What this means for NASCAR remains uncertain, but there will be definite, measurable impacts. Last July, GM announced it would not be renewing contracts at four of the 12 tracks where it has sponsorships. GM surrendered Bristol to Ford and Loudon to Toyota, and is now on a year-to-year arrangement with Daytona.
"I've got a lot of faith in GM, and especially Chevrolet. I've been with them for a long, long time. Our business is good, the products are good. And this economic downturn we've had has hurt everybody. It's hurt every manufacturer, Toyota and everybody else. But I think some people, maybe their pockets were deeper than others. But I feel like we're going to be good and we're going to be OK. They've got great products right now, so I'm hoping that if [bankruptcy] happens, that they'll get in and get out in a hurry and we'll just take it a day at a time."

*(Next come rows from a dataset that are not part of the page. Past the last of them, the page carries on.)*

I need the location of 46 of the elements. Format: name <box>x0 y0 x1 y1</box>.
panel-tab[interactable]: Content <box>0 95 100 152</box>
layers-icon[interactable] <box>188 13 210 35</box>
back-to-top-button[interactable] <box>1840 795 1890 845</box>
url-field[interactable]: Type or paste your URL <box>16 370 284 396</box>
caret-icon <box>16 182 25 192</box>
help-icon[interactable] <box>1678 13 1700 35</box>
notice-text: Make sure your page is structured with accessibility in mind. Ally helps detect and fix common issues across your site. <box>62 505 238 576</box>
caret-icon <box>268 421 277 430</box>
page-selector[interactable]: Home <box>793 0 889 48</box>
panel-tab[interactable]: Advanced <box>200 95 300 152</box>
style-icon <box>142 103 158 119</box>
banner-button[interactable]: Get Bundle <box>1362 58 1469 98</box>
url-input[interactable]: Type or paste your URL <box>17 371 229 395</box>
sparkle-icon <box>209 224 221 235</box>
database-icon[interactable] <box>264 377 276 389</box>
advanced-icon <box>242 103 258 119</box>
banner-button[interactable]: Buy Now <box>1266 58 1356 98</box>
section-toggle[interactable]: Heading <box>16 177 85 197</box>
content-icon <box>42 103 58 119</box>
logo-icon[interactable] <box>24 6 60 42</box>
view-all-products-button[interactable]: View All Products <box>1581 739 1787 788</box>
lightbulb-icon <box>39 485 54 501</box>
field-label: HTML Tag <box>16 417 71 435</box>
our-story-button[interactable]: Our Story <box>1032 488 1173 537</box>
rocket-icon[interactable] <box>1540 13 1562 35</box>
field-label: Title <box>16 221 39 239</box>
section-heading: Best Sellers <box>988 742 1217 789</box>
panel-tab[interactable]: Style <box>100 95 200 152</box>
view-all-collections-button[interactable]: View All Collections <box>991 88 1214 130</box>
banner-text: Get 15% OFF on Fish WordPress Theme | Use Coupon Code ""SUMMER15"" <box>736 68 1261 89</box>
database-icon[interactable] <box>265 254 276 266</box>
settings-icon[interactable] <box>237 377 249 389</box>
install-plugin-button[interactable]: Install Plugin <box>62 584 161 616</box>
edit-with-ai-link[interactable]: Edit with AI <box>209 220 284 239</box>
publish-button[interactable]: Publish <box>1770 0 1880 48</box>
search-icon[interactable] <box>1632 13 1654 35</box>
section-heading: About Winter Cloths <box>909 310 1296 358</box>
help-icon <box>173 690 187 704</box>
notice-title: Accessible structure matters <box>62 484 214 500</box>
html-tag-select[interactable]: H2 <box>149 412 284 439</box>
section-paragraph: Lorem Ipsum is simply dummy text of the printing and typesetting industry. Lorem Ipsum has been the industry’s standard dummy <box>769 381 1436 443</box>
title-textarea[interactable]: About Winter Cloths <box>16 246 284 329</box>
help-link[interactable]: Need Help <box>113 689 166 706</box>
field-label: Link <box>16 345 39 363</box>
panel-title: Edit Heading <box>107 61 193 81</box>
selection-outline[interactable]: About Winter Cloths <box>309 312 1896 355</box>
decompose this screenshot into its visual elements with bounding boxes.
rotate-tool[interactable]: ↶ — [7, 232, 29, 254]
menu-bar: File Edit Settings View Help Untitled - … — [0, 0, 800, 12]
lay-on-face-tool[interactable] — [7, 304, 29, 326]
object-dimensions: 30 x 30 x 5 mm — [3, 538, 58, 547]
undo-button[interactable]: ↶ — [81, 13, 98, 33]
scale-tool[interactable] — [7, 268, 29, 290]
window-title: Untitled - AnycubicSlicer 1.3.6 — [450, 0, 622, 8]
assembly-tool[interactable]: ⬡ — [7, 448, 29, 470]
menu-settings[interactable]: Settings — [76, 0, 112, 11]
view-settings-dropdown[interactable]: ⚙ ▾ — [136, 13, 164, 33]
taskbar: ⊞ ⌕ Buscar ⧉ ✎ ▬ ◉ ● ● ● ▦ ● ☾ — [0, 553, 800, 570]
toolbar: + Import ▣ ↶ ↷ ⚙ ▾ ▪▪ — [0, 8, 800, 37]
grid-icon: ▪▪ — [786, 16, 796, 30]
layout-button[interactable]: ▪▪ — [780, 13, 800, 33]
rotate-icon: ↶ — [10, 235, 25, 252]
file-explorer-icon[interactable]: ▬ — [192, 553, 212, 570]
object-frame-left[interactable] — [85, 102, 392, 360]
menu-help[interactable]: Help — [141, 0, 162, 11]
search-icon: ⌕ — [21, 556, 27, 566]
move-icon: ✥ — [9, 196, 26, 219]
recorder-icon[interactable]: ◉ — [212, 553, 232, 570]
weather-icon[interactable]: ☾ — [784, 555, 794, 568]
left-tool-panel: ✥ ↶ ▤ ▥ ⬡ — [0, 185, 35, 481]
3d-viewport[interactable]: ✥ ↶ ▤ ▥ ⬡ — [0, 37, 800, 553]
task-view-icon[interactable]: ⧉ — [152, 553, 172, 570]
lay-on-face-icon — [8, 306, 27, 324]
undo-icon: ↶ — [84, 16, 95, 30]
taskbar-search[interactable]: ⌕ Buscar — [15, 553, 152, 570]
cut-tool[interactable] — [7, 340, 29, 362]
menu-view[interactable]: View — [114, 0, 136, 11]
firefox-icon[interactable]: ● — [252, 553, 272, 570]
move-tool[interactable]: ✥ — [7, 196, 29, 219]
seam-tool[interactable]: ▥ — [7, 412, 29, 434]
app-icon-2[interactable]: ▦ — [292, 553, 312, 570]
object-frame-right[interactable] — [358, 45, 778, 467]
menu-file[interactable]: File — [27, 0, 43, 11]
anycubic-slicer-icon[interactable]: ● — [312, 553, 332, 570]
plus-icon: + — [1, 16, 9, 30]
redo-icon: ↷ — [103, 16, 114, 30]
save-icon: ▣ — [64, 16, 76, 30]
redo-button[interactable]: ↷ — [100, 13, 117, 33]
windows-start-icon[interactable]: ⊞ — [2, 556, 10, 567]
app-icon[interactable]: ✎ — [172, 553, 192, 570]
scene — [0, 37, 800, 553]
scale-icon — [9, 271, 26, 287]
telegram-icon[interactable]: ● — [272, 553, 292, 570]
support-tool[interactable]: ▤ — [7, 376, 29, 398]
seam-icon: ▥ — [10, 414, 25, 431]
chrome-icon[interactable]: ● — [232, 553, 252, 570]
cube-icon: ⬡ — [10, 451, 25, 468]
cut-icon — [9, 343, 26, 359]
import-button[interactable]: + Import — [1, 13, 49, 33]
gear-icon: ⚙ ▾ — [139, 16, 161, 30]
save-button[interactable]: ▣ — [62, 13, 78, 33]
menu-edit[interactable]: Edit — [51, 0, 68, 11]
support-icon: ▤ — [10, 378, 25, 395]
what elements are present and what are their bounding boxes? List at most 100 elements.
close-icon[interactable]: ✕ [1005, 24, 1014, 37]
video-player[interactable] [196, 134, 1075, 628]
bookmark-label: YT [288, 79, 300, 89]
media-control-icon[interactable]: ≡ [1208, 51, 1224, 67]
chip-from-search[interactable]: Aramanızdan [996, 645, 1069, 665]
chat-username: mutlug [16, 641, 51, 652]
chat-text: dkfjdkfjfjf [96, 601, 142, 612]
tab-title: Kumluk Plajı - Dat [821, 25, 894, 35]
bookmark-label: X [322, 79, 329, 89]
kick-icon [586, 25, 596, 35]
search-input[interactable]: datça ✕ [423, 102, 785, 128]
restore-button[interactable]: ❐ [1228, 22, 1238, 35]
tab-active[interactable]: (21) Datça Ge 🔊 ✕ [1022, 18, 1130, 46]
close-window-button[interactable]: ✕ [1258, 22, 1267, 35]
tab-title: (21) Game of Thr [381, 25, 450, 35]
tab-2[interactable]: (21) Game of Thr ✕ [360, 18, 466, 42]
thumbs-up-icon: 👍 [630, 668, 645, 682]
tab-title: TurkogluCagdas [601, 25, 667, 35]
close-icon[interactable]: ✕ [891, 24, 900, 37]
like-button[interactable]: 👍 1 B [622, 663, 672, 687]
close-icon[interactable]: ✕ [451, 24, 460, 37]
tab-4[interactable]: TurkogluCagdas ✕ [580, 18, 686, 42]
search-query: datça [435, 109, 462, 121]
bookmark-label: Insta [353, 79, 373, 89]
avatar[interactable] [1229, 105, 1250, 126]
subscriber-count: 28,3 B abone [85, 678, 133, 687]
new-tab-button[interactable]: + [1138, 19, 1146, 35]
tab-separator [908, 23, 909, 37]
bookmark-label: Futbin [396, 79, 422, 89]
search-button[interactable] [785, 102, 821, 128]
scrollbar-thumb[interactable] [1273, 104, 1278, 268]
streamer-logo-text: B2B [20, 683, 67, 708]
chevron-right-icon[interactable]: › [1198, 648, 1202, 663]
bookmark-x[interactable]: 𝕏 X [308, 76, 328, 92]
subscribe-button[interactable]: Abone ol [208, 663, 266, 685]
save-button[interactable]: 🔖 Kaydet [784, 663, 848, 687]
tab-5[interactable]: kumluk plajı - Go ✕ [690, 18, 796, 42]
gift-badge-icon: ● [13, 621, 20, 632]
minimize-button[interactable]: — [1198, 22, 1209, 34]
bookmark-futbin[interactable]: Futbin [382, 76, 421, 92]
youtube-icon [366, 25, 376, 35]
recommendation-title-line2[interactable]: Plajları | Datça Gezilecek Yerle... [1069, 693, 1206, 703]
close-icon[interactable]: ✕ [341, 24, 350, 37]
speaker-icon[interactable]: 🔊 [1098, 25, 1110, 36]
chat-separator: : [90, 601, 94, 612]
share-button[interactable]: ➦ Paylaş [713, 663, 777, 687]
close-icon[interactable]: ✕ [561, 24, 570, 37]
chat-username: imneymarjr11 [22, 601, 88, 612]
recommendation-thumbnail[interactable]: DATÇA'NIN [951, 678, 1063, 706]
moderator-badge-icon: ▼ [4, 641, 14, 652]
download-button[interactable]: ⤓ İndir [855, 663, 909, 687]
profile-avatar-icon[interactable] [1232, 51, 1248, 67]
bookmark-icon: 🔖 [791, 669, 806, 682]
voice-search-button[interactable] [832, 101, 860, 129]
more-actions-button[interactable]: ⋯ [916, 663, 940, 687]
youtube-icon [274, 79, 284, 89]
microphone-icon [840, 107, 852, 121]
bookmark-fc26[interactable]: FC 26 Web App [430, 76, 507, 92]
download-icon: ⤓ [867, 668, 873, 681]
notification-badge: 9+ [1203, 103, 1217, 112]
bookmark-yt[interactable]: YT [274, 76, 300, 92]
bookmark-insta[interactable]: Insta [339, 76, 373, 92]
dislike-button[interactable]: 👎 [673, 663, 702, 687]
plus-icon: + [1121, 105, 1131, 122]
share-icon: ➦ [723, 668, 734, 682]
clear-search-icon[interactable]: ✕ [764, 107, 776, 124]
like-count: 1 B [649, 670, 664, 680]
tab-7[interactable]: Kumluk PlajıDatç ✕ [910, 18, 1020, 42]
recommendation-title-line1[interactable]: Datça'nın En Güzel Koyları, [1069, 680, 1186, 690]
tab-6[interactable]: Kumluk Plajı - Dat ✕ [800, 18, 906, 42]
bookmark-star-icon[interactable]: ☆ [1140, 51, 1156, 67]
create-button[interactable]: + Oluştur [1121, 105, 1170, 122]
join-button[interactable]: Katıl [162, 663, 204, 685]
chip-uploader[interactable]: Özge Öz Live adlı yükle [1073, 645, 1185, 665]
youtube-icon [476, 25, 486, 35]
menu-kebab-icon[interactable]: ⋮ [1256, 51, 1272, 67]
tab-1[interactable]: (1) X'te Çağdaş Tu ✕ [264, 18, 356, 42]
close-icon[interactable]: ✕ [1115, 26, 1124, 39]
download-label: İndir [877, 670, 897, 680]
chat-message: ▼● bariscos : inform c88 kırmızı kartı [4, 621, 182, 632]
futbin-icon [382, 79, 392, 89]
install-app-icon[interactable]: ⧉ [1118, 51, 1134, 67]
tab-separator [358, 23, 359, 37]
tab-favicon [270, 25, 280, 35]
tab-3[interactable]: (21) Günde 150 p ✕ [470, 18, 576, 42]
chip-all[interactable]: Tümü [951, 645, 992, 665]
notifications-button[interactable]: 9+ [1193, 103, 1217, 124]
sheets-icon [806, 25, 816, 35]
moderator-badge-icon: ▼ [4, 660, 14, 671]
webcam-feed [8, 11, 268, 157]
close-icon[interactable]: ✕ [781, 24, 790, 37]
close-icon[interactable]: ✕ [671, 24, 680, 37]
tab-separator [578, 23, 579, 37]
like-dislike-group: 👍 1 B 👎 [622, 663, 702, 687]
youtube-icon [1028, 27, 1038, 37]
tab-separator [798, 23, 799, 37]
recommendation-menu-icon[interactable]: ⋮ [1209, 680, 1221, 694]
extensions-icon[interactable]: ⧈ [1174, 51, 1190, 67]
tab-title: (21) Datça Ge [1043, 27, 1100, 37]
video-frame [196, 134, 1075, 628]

GM is the second major NASCAR-affiliated automaker after Chrysler, which fields the Dodges driven by Kurt Busch and others, to declare bankruptcy. The other two automakers in NASCAR, Ford and Toyota, appear to be on more stable ground for the time being.
While GM's sponsorship investment in NASCAR has been estimated as high as $125 million, even if all that were to vanish -- a highly unlikely occurrence -- the sport would not wither and die. NASCAR sponsorships run so wide that other sponsors could step in to fill some of the slack, and other automakers would almost certainly be willing to make the marketing investment, given the intense loyalty of NASCAR consumers. But NASCAR is such an important marketing and consumer-relations outlet for GM that it's unlikely the automaker would end its involvement with the sport altogether; as the current advertising industry slogan goes, it would be the equivalent of trying to save money by not paying the electrical bill on the "Open" sign.
For now, most people affiliated with NASCAR agree that the human cost -- in terms of lives changed and careers evaporated -- is the primary concern. Sponsorship will be there, but the question for many is, who'll be on the other side of the table. And for the people who have spent years or decades in the service of GM, that's a sobering question indeed.